Para o especialista, no entanto, o Brasil deve estar preparado financeira e militarmente para assumir novas responsabilidades, caso venha de fato a entrar nesse seleto grupo de países.
“O Brasil precisaria repensar o tipo de comprometimento financeiro que tem com a ONU e o estabelecimento de Forças Armadas melhor equipadas para atender às demandas internacionais”, alertou Freitas. “Não vejo isso sendo discutido de maneira contundente no Brasil.”
O especialista ainda questiona se o Brasil seria integrado no Conselho de Segurança de forma equiparada aos membros fundadores EUA, Rússia, China, Grã-Bretanha e França, isto é, com direito de vetar decisões internacionais.
“Se entrarmos sem o direito de veto, estaríamos sendo incluídos como um país de segunda classe”, considerou Freitas. “Por outro lado, dar o direito de veto a mais países pode inclusive piorar a dinâmica das relações globais, deixando a agenda internacional ainda mais travada.”
Apesar das limitações, o especialista concede que a adesão do Brasil ao Conselho de Segurança interessa, já que “é sempre melhor estar do lado de dentro da sala de reuniões, do que do lado de fora esperando as decisões serem tomadas”.
“O Brasil que tem se caracterizado por ser um anão diplomático, que gosta de ficar em cima do muro, terá que tomar decisões e apoiar determinadas ações no contexto internacional que podem alterar essa imagem de bom moço, de não querer interferir na agenda internacional”, disse Freitas. “A pergunta é se o Brasil estaria pronto para assumir liderança e abrir mão dessa ideia de país isento nas questões internacionais.”
Relevância da ONU
A tradição diplomática impõe a participação do presidente brasileiro na Assembleia Geral da ONU, órgão que segue relevante pela sua adesão praticamente universal e nominalmente igualitária.

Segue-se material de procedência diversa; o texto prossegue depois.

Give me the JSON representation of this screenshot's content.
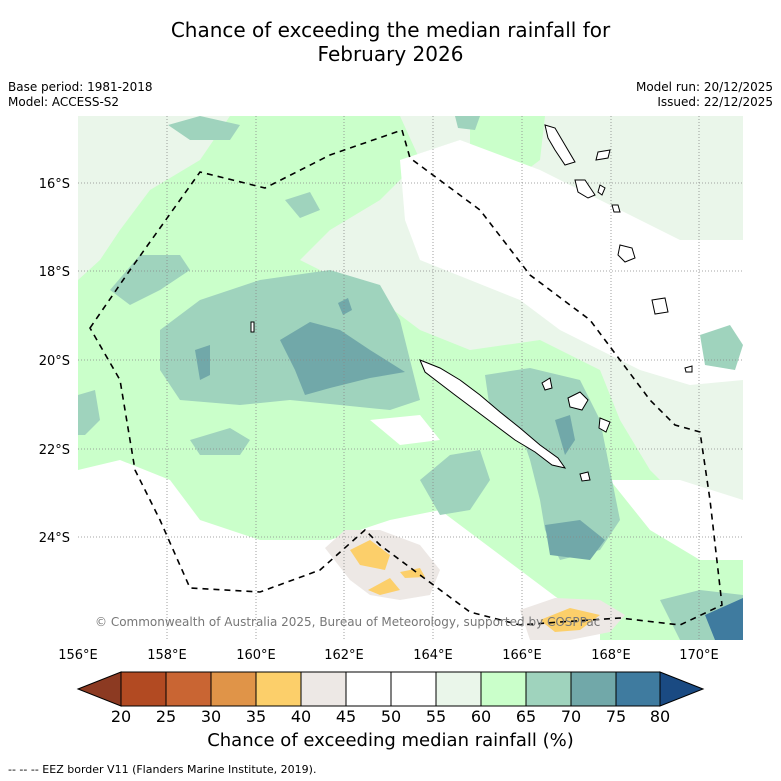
{
  "title": {
    "line1": "Chance of exceeding the median rainfall for",
    "line2": "February 2026"
  },
  "meta": {
    "base_period": "Base period: 1981-2018",
    "model": "Model: ACCESS-S2",
    "model_run": "Model run: 20/12/2025",
    "issued": "Issued: 22/12/2025"
  },
  "axes": {
    "lat_labels": [
      "16°S",
      "18°S",
      "20°S",
      "22°S",
      "24°S"
    ],
    "lon_labels": [
      "156°E",
      "158°E",
      "160°E",
      "162°E",
      "164°E",
      "166°E",
      "168°E",
      "170°E"
    ]
  },
  "watermark": "© Commonwealth of Australia 2025, Bureau of Meteorology, supported by COSPPac",
  "colorbar": {
    "title": "Chance of exceeding median rainfall (%)",
    "ticks": [
      "20",
      "25",
      "30",
      "35",
      "40",
      "45",
      "50",
      "55",
      "60",
      "65",
      "70",
      "75",
      "80"
    ],
    "colors": {
      "lt20": "#8c3a22",
      "c20_25": "#b24a22",
      "c25_30": "#c96533",
      "c30_35": "#e09448",
      "c35_40": "#fccf6a",
      "c40_45": "#ede8e5",
      "c45_50": "#ffffff",
      "c50_55": "#ffffff",
      "c55_60": "#eaf6ea",
      "c60_65": "#caffca",
      "c65_70": "#9fd3bd",
      "c70_75": "#71a8a9",
      "c75_80": "#3f7b9f",
      "gt80": "#1a4a82"
    }
  },
  "footer": "--  --  -- EEZ border V11 (Flanders Marine Institute, 2019)."
}
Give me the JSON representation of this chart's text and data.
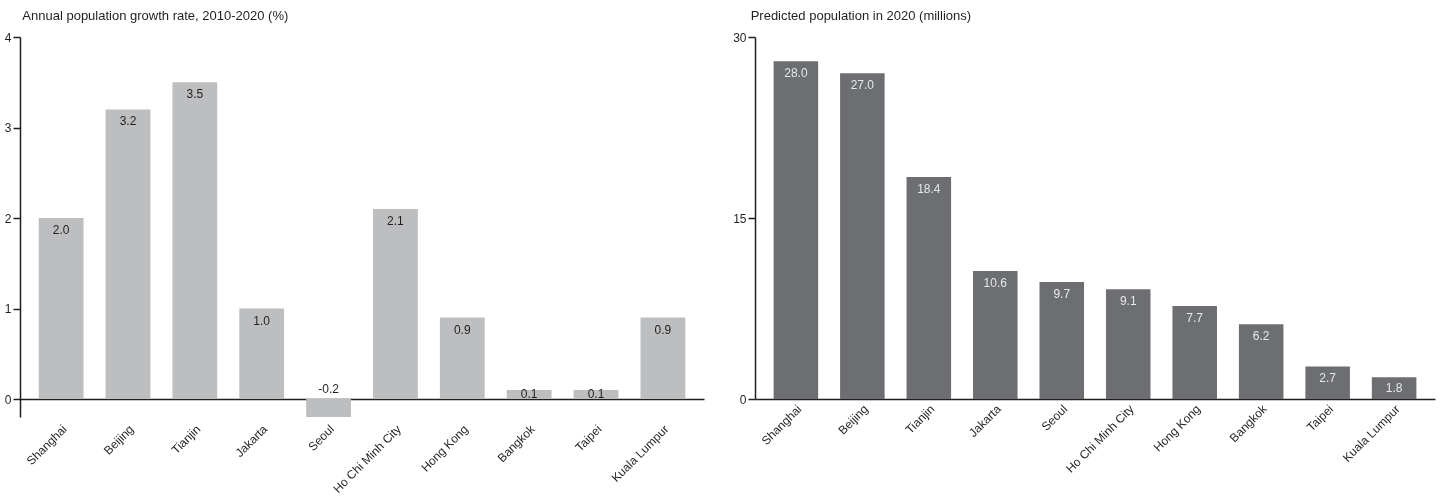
{
  "chart_data": [
    {
      "type": "bar",
      "title": "Annual population growth rate, 2010-2020 (%)",
      "categories": [
        "Shanghai",
        "Beijing",
        "Tianjin",
        "Jakarta",
        "Seoul",
        "Ho Chi Minh City",
        "Hong Kong",
        "Bangkok",
        "Taipei",
        "Kuala Lumpur"
      ],
      "values": [
        2.0,
        3.2,
        3.5,
        1.0,
        -0.2,
        2.1,
        0.9,
        0.1,
        0.1,
        0.9
      ],
      "value_labels": [
        "2.0",
        "3.2",
        "3.5",
        "1.0",
        "-0.2",
        "2.1",
        "0.9",
        "0.1",
        "0.1",
        "0.9"
      ],
      "color": "#bcbec0",
      "ylim": [
        -0.2,
        4
      ],
      "yticks": [
        0,
        1,
        2,
        3,
        4
      ]
    },
    {
      "type": "bar",
      "title": "Predicted population in 2020 (millions)",
      "categories": [
        "Shanghai",
        "Beijing",
        "Tianjin",
        "Jakarta",
        "Seoul",
        "Ho Chi Minh City",
        "Hong Kong",
        "Bangkok",
        "Taipei",
        "Kuala Lumpur"
      ],
      "values": [
        28.0,
        27.0,
        18.4,
        10.6,
        9.7,
        9.1,
        7.7,
        6.2,
        2.7,
        1.8
      ],
      "value_labels": [
        "28.0",
        "27.0",
        "18.4",
        "10.6",
        "9.7",
        "9.1",
        "7.7",
        "6.2",
        "2.7",
        "1.8"
      ],
      "color": "#6d6e71",
      "ylim": [
        0,
        30
      ],
      "yticks": [
        0,
        15,
        30
      ]
    }
  ]
}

“A Assembleia Geral da ONU coloca todos os países do sistema internacional em pé de igualdade ao propor o sistema de um país, um voto”, explicou Freitas. “Ela garante uma linha de diálogo aberta para questionar e debater grandes temas da atualidade.”
No entanto, o sistema ONU não foi capaz de acompanhar as mudanças econômicas e políticas ocorridas desde a sua fundação, em 1945.

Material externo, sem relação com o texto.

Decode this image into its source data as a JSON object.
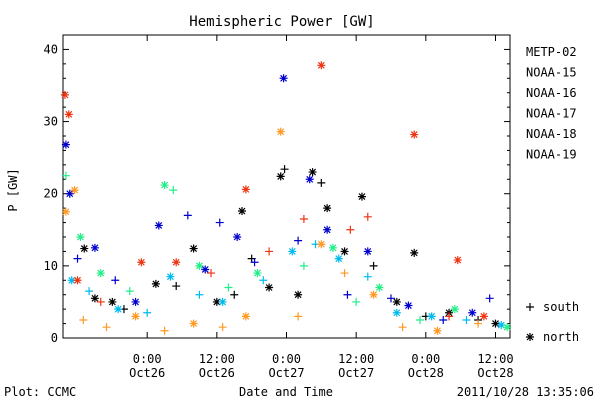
{
  "chart_data": {
    "type": "scatter",
    "title": "Hemispheric Power [GW]",
    "ylabel": "P [GW]",
    "xlabel": "Date and Time",
    "ylim": [
      0,
      42
    ],
    "yticks": [
      0,
      10,
      20,
      30,
      40
    ],
    "xlim": [
      "2011-10-25T09:30",
      "2011-10-28T14:30"
    ],
    "xticks": [
      {
        "t": "2011-10-26T00:00",
        "time": "0:00",
        "date": "Oct26"
      },
      {
        "t": "2011-10-26T12:00",
        "time": "12:00",
        "date": "Oct26"
      },
      {
        "t": "2011-10-27T00:00",
        "time": "0:00",
        "date": "Oct27"
      },
      {
        "t": "2011-10-27T12:00",
        "time": "12:00",
        "date": "Oct27"
      },
      {
        "t": "2011-10-28T00:00",
        "time": "0:00",
        "date": "Oct28"
      },
      {
        "t": "2011-10-28T12:00",
        "time": "12:00",
        "date": "Oct28"
      }
    ],
    "series": [
      {
        "name": "METP-02",
        "color": "#000000",
        "points": [
          {
            "t": "2011-10-25T13:10",
            "v": 12.4,
            "h": "north"
          },
          {
            "t": "2011-10-25T15:00",
            "v": 5.5,
            "h": "north"
          },
          {
            "t": "2011-10-25T18:00",
            "v": 5.0,
            "h": "north"
          },
          {
            "t": "2011-10-25T20:00",
            "v": 4.0,
            "h": "south"
          },
          {
            "t": "2011-10-26T01:30",
            "v": 7.5,
            "h": "north"
          },
          {
            "t": "2011-10-26T05:00",
            "v": 7.2,
            "h": "south"
          },
          {
            "t": "2011-10-26T08:00",
            "v": 12.4,
            "h": "north"
          },
          {
            "t": "2011-10-26T12:00",
            "v": 5.0,
            "h": "north"
          },
          {
            "t": "2011-10-26T15:00",
            "v": 6.0,
            "h": "south"
          },
          {
            "t": "2011-10-26T16:20",
            "v": 17.6,
            "h": "north"
          },
          {
            "t": "2011-10-26T18:00",
            "v": 11.0,
            "h": "south"
          },
          {
            "t": "2011-10-26T21:00",
            "v": 7.0,
            "h": "north"
          },
          {
            "t": "2011-10-26T23:00",
            "v": 22.4,
            "h": "north"
          },
          {
            "t": "2011-10-26T23:40",
            "v": 23.4,
            "h": "south"
          },
          {
            "t": "2011-10-27T02:00",
            "v": 6.0,
            "h": "north"
          },
          {
            "t": "2011-10-27T04:30",
            "v": 23.0,
            "h": "north"
          },
          {
            "t": "2011-10-27T06:00",
            "v": 21.5,
            "h": "south"
          },
          {
            "t": "2011-10-27T07:00",
            "v": 18.0,
            "h": "north"
          },
          {
            "t": "2011-10-27T10:00",
            "v": 12.0,
            "h": "north"
          },
          {
            "t": "2011-10-27T13:00",
            "v": 19.6,
            "h": "north"
          },
          {
            "t": "2011-10-27T15:00",
            "v": 10.0,
            "h": "south"
          },
          {
            "t": "2011-10-27T19:00",
            "v": 5.0,
            "h": "north"
          },
          {
            "t": "2011-10-27T22:00",
            "v": 11.8,
            "h": "north"
          },
          {
            "t": "2011-10-28T00:00",
            "v": 3.0,
            "h": "south"
          },
          {
            "t": "2011-10-28T04:00",
            "v": 3.5,
            "h": "north"
          },
          {
            "t": "2011-10-28T09:00",
            "v": 2.5,
            "h": "south"
          },
          {
            "t": "2011-10-28T12:00",
            "v": 2.0,
            "h": "north"
          }
        ]
      },
      {
        "name": "NOAA-15",
        "color": "#0000cc",
        "points": [
          {
            "t": "2011-10-25T10:00",
            "v": 26.8,
            "h": "north"
          },
          {
            "t": "2011-10-25T10:40",
            "v": 20.0,
            "h": "north"
          },
          {
            "t": "2011-10-25T12:00",
            "v": 11.0,
            "h": "south"
          },
          {
            "t": "2011-10-25T15:00",
            "v": 12.5,
            "h": "north"
          },
          {
            "t": "2011-10-25T18:30",
            "v": 8.0,
            "h": "south"
          },
          {
            "t": "2011-10-25T22:00",
            "v": 5.0,
            "h": "north"
          },
          {
            "t": "2011-10-26T02:00",
            "v": 15.6,
            "h": "north"
          },
          {
            "t": "2011-10-26T07:00",
            "v": 17.0,
            "h": "south"
          },
          {
            "t": "2011-10-26T10:00",
            "v": 9.5,
            "h": "north"
          },
          {
            "t": "2011-10-26T12:30",
            "v": 16.0,
            "h": "south"
          },
          {
            "t": "2011-10-26T15:30",
            "v": 14.0,
            "h": "north"
          },
          {
            "t": "2011-10-26T18:30",
            "v": 10.5,
            "h": "south"
          },
          {
            "t": "2011-10-26T23:30",
            "v": 36.0,
            "h": "north"
          },
          {
            "t": "2011-10-27T02:00",
            "v": 13.5,
            "h": "south"
          },
          {
            "t": "2011-10-27T04:00",
            "v": 22.0,
            "h": "north"
          },
          {
            "t": "2011-10-27T07:00",
            "v": 15.0,
            "h": "north"
          },
          {
            "t": "2011-10-27T10:30",
            "v": 6.0,
            "h": "south"
          },
          {
            "t": "2011-10-27T14:00",
            "v": 12.0,
            "h": "north"
          },
          {
            "t": "2011-10-27T18:00",
            "v": 5.5,
            "h": "south"
          },
          {
            "t": "2011-10-27T21:00",
            "v": 4.5,
            "h": "north"
          },
          {
            "t": "2011-10-28T03:00",
            "v": 2.5,
            "h": "south"
          },
          {
            "t": "2011-10-28T08:00",
            "v": 3.5,
            "h": "north"
          },
          {
            "t": "2011-10-28T11:00",
            "v": 5.5,
            "h": "south"
          }
        ]
      },
      {
        "name": "NOAA-16",
        "color": "#00bbee",
        "points": [
          {
            "t": "2011-10-25T11:00",
            "v": 8.0,
            "h": "north"
          },
          {
            "t": "2011-10-25T14:00",
            "v": 6.5,
            "h": "south"
          },
          {
            "t": "2011-10-25T19:00",
            "v": 4.0,
            "h": "north"
          },
          {
            "t": "2011-10-26T00:00",
            "v": 3.5,
            "h": "south"
          },
          {
            "t": "2011-10-26T04:00",
            "v": 8.5,
            "h": "north"
          },
          {
            "t": "2011-10-26T09:00",
            "v": 6.0,
            "h": "south"
          },
          {
            "t": "2011-10-26T13:00",
            "v": 5.0,
            "h": "north"
          },
          {
            "t": "2011-10-26T20:00",
            "v": 8.0,
            "h": "south"
          },
          {
            "t": "2011-10-27T01:00",
            "v": 12.0,
            "h": "north"
          },
          {
            "t": "2011-10-27T05:00",
            "v": 13.0,
            "h": "south"
          },
          {
            "t": "2011-10-27T09:00",
            "v": 11.0,
            "h": "north"
          },
          {
            "t": "2011-10-27T14:00",
            "v": 8.5,
            "h": "south"
          },
          {
            "t": "2011-10-27T19:00",
            "v": 3.5,
            "h": "north"
          },
          {
            "t": "2011-10-28T01:00",
            "v": 3.0,
            "h": "north"
          },
          {
            "t": "2011-10-28T07:00",
            "v": 2.5,
            "h": "south"
          },
          {
            "t": "2011-10-28T13:00",
            "v": 1.8,
            "h": "north"
          }
        ]
      },
      {
        "name": "NOAA-17",
        "color": "#22ee88",
        "points": [
          {
            "t": "2011-10-25T10:00",
            "v": 22.5,
            "h": "south"
          },
          {
            "t": "2011-10-25T12:30",
            "v": 14.0,
            "h": "north"
          },
          {
            "t": "2011-10-25T16:00",
            "v": 9.0,
            "h": "north"
          },
          {
            "t": "2011-10-25T21:00",
            "v": 6.5,
            "h": "south"
          },
          {
            "t": "2011-10-26T03:00",
            "v": 21.2,
            "h": "north"
          },
          {
            "t": "2011-10-26T04:30",
            "v": 20.5,
            "h": "south"
          },
          {
            "t": "2011-10-26T09:00",
            "v": 10.0,
            "h": "north"
          },
          {
            "t": "2011-10-26T14:00",
            "v": 7.0,
            "h": "south"
          },
          {
            "t": "2011-10-26T19:00",
            "v": 9.0,
            "h": "north"
          },
          {
            "t": "2011-10-27T03:00",
            "v": 10.0,
            "h": "south"
          },
          {
            "t": "2011-10-27T08:00",
            "v": 12.5,
            "h": "north"
          },
          {
            "t": "2011-10-27T12:00",
            "v": 5.0,
            "h": "south"
          },
          {
            "t": "2011-10-27T16:00",
            "v": 7.0,
            "h": "north"
          },
          {
            "t": "2011-10-27T23:00",
            "v": 2.5,
            "h": "south"
          },
          {
            "t": "2011-10-28T05:00",
            "v": 4.0,
            "h": "north"
          },
          {
            "t": "2011-10-28T14:00",
            "v": 1.5,
            "h": "north"
          }
        ]
      },
      {
        "name": "NOAA-18",
        "color": "#ff9922",
        "points": [
          {
            "t": "2011-10-25T10:00",
            "v": 17.5,
            "h": "north"
          },
          {
            "t": "2011-10-25T11:30",
            "v": 20.5,
            "h": "north"
          },
          {
            "t": "2011-10-25T13:00",
            "v": 2.5,
            "h": "south"
          },
          {
            "t": "2011-10-25T17:00",
            "v": 1.5,
            "h": "south"
          },
          {
            "t": "2011-10-25T22:00",
            "v": 3.0,
            "h": "north"
          },
          {
            "t": "2011-10-26T03:00",
            "v": 1.0,
            "h": "south"
          },
          {
            "t": "2011-10-26T08:00",
            "v": 2.0,
            "h": "north"
          },
          {
            "t": "2011-10-26T13:00",
            "v": 1.5,
            "h": "south"
          },
          {
            "t": "2011-10-26T17:00",
            "v": 3.0,
            "h": "north"
          },
          {
            "t": "2011-10-26T23:00",
            "v": 28.6,
            "h": "north"
          },
          {
            "t": "2011-10-27T02:00",
            "v": 3.0,
            "h": "south"
          },
          {
            "t": "2011-10-27T06:00",
            "v": 13.0,
            "h": "north"
          },
          {
            "t": "2011-10-27T10:00",
            "v": 9.0,
            "h": "south"
          },
          {
            "t": "2011-10-27T15:00",
            "v": 6.0,
            "h": "north"
          },
          {
            "t": "2011-10-27T20:00",
            "v": 1.5,
            "h": "south"
          },
          {
            "t": "2011-10-28T02:00",
            "v": 1.0,
            "h": "north"
          },
          {
            "t": "2011-10-28T09:00",
            "v": 2.0,
            "h": "south"
          }
        ]
      },
      {
        "name": "NOAA-19",
        "color": "#ee3311",
        "points": [
          {
            "t": "2011-10-25T09:50",
            "v": 33.7,
            "h": "north"
          },
          {
            "t": "2011-10-25T10:30",
            "v": 31.0,
            "h": "north"
          },
          {
            "t": "2011-10-25T12:00",
            "v": 8.0,
            "h": "north"
          },
          {
            "t": "2011-10-25T16:00",
            "v": 5.0,
            "h": "south"
          },
          {
            "t": "2011-10-25T23:00",
            "v": 10.5,
            "h": "north"
          },
          {
            "t": "2011-10-26T05:00",
            "v": 10.5,
            "h": "north"
          },
          {
            "t": "2011-10-26T11:00",
            "v": 9.0,
            "h": "south"
          },
          {
            "t": "2011-10-26T17:00",
            "v": 20.6,
            "h": "north"
          },
          {
            "t": "2011-10-26T21:00",
            "v": 12.0,
            "h": "south"
          },
          {
            "t": "2011-10-27T03:00",
            "v": 16.5,
            "h": "south"
          },
          {
            "t": "2011-10-27T06:00",
            "v": 37.8,
            "h": "north"
          },
          {
            "t": "2011-10-27T11:00",
            "v": 15.0,
            "h": "south"
          },
          {
            "t": "2011-10-27T14:00",
            "v": 16.8,
            "h": "south"
          },
          {
            "t": "2011-10-27T22:00",
            "v": 28.2,
            "h": "north"
          },
          {
            "t": "2011-10-28T04:00",
            "v": 3.0,
            "h": "south"
          },
          {
            "t": "2011-10-28T05:30",
            "v": 10.8,
            "h": "north"
          },
          {
            "t": "2011-10-28T10:00",
            "v": 3.0,
            "h": "north"
          }
        ]
      }
    ],
    "marker_legend": [
      {
        "marker": "+",
        "label": "south"
      },
      {
        "marker": "*",
        "label": "north"
      }
    ],
    "grid": false,
    "legend_position": "right"
  },
  "footer": {
    "left": "Plot: CCMC",
    "center": "Date and Time",
    "right": "2011/10/28 13:35:06"
  }
}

“Além disso, o mandato da ONU é muito maior do que os fundos que ela arrecada, então há um descontentamento muito grande em relação ao que ela de fato entrega”, considerou Freitas.
Nesse contexto, outras instituições mundiais como o BRICS expandido ganham relevância, acredita o sócio-diretor da BRICS Strategic Solutions Ltd., Marcelo Knopfelmacher.

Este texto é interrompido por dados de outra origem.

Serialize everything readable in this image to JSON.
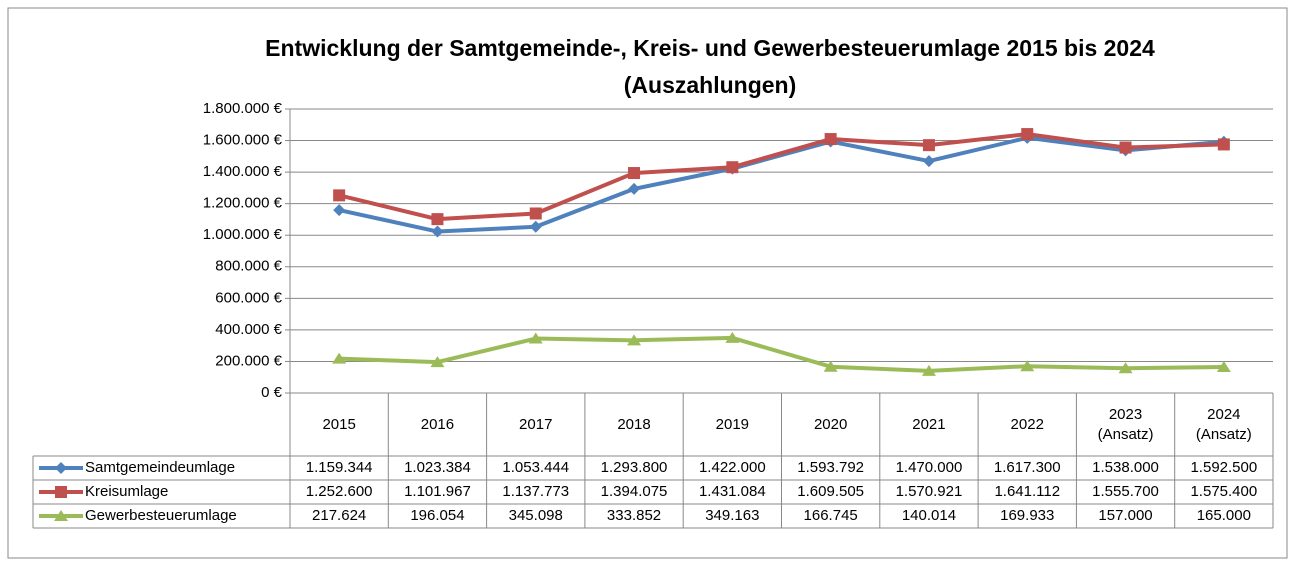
{
  "chart_data": {
    "type": "line",
    "title": "Entwicklung der Samtgemeinde-, Kreis- und Gewerbesteuerumlage 2015 bis 2024\n(Auszahlungen)",
    "categories": [
      "2015",
      "2016",
      "2017",
      "2018",
      "2019",
      "2020",
      "2021",
      "2022",
      "2023\n(Ansatz)",
      "2024\n(Ansatz)"
    ],
    "series": [
      {
        "name": "Samtgemeindeumlage",
        "color": "#4f81bd",
        "marker": "diamond",
        "values": [
          1159344,
          1023384,
          1053444,
          1293800,
          1422000,
          1593792,
          1470000,
          1617300,
          1538000,
          1592500
        ],
        "value_labels": [
          "1.159.344",
          "1.023.384",
          "1.053.444",
          "1.293.800",
          "1.422.000",
          "1.593.792",
          "1.470.000",
          "1.617.300",
          "1.538.000",
          "1.592.500"
        ]
      },
      {
        "name": "Kreisumlage",
        "color": "#c0504d",
        "marker": "square",
        "values": [
          1252600,
          1101967,
          1137773,
          1394075,
          1431084,
          1609505,
          1570921,
          1641112,
          1555700,
          1575400
        ],
        "value_labels": [
          "1.252.600",
          "1.101.967",
          "1.137.773",
          "1.394.075",
          "1.431.084",
          "1.609.505",
          "1.570.921",
          "1.641.112",
          "1.555.700",
          "1.575.400"
        ]
      },
      {
        "name": "Gewerbesteuerumlage",
        "color": "#9bbb59",
        "marker": "triangle",
        "values": [
          217624,
          196054,
          345098,
          333852,
          349163,
          166745,
          140014,
          169933,
          157000,
          165000
        ],
        "value_labels": [
          "217.624",
          "196.054",
          "345.098",
          "333.852",
          "349.163",
          "166.745",
          "140.014",
          "169.933",
          "157.000",
          "165.000"
        ]
      }
    ],
    "ylim": [
      0,
      1800000
    ],
    "yticks": [
      {
        "value": 0,
        "label": "0 €"
      },
      {
        "value": 200000,
        "label": "200.000 €"
      },
      {
        "value": 400000,
        "label": "400.000 €"
      },
      {
        "value": 600000,
        "label": "600.000 €"
      },
      {
        "value": 800000,
        "label": "800.000 €"
      },
      {
        "value": 1000000,
        "label": "1.000.000 €"
      },
      {
        "value": 1200000,
        "label": "1.200.000 €"
      },
      {
        "value": 1400000,
        "label": "1.400.000 €"
      },
      {
        "value": 1600000,
        "label": "1.600.000 €"
      },
      {
        "value": 1800000,
        "label": "1.800.000 €"
      }
    ],
    "grid": true
  }
}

“Os [países do] BRICS possuem elementos, como a cooperação econômica e o alinhamento geopolítico, que não estão presentes em órgãos como a Assembleia Geral da ONU”, disse Knopfelmacher à Sputnik Brasil. “Essas dimensões ficam ainda mais densas com a expansão do BRICS.”
Durante a mais recente Cúpula de líderes do BRICS, na África do Sul, foi aprovada a primeira onda de expansão do grupo, com a adesão de seis países: Argentina, Arábia Saudita, Egito, Etiópia, Emirados Árabes Unidos e Irã.
“Claro que tanto a Assembleia Geral da ONU quanto o BRICS são relevantes. Mas, nesse contexto de nova ordem mundial […] a coesão e eficiência do BRICS é muito maior”, considerou Knopfelmacher. “Os [países do] BRICS já discutem moeda comum e a adesão de mais países a esse alinhamento de contraposição à predominância dos interesses do Ocidente.”
Apesar dos desafios geopolíticos, a 68ª Assembleia Geral da ONU deve se reunir entre os dias 16 e 22 de setembro, na sede da organização em Nova York. O presidente brasileiro deve chegar a Nova York no domingo (17). Na segunda-feira (18), cumprirá agenda com empresários, parlamentares e investidores na Bolsa de Valores de Nova York (NYSE, na sigla em inglês). Na terça-feira (19), Lula realizará o discurso inaugural da Assembleia Geral da ONU de 2023. Na quarta-feira (20), o brasileiro deverá se encontrar com o presidente norte-americano Joe Biden, para debater iniciativa de apoio à dignidade no ambiente de trabalho internacionalmente.